Anatomy Acts Object Guide No.171
Heir be it Sene, 2006

Claude Heath (b1964)
Courtesy of the artist
 
 

Before beginning a successful career as an artist, Heath studied philosophy at King’s College, London (1983-86), and this attention to the processes of perception and making has certainly influenced the way he makes his art. For Anatomy Acts, Heath has mined archives of stereoscopic photography, which enables the viewer to perceive a striking sense of depth in images of the human body.
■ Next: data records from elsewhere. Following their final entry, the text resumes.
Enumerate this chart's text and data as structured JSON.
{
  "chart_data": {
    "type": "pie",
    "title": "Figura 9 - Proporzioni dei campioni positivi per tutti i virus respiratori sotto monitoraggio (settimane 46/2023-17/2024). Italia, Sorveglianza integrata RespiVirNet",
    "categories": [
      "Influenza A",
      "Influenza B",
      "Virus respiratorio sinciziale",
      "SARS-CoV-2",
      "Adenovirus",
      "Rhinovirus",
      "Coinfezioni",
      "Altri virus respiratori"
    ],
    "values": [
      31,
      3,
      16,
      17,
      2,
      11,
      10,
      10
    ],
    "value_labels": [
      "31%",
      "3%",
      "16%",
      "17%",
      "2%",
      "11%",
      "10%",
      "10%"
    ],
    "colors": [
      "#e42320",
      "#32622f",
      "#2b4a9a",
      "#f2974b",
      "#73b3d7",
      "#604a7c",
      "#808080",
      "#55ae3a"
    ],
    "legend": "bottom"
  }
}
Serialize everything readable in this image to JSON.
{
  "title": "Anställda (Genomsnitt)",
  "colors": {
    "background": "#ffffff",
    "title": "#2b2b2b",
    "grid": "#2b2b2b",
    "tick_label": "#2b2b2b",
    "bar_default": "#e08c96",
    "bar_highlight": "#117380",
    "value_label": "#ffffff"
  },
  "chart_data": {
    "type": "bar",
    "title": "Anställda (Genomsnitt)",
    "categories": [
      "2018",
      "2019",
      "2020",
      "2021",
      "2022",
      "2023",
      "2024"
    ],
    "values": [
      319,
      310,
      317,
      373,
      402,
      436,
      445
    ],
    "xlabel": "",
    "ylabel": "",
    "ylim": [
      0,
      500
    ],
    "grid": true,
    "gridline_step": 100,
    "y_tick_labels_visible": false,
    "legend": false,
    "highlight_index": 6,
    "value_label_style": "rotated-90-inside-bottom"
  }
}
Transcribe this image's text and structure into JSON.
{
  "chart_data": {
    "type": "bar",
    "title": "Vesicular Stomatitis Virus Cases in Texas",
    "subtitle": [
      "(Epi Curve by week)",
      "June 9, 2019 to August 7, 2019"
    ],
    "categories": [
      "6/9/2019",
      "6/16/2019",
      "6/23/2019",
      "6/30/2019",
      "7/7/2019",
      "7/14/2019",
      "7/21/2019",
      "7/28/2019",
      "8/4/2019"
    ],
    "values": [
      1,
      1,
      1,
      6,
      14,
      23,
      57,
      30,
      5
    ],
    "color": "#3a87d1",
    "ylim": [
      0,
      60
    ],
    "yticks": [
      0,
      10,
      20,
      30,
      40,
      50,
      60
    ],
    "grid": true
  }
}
In these, he says, ‘images of the long-dead seem to have an almost tactile presence.’ While looking at The Edinburgh Stereoscopic Atlas of Anatomy and Thomson’s Stereoscopic Atlas of the Eye’ in the Royal College of Surgeons of Edinburgh and The Royal College of Physicians and Surgeons of Glasgow, he utilised 3D computer software to make digital drawings based on pictures of the human eye, pelvis, and thorax. This was done in collaboration with the ‘Hands On’ team of researchers (formerly ‘Tacitus’) at Edinburgh College of Art and the University of Edinburgh. This tool allows one to draw freehand in virtual space, on a desktop scale. Heath’s drawings are a way of studying the spaces within the sources images, in particular the empty spaces created by dissection. Members of the public can re-enter these views by means of a large, specially designed stereographic viewer, through which you can see a new image created by the artist.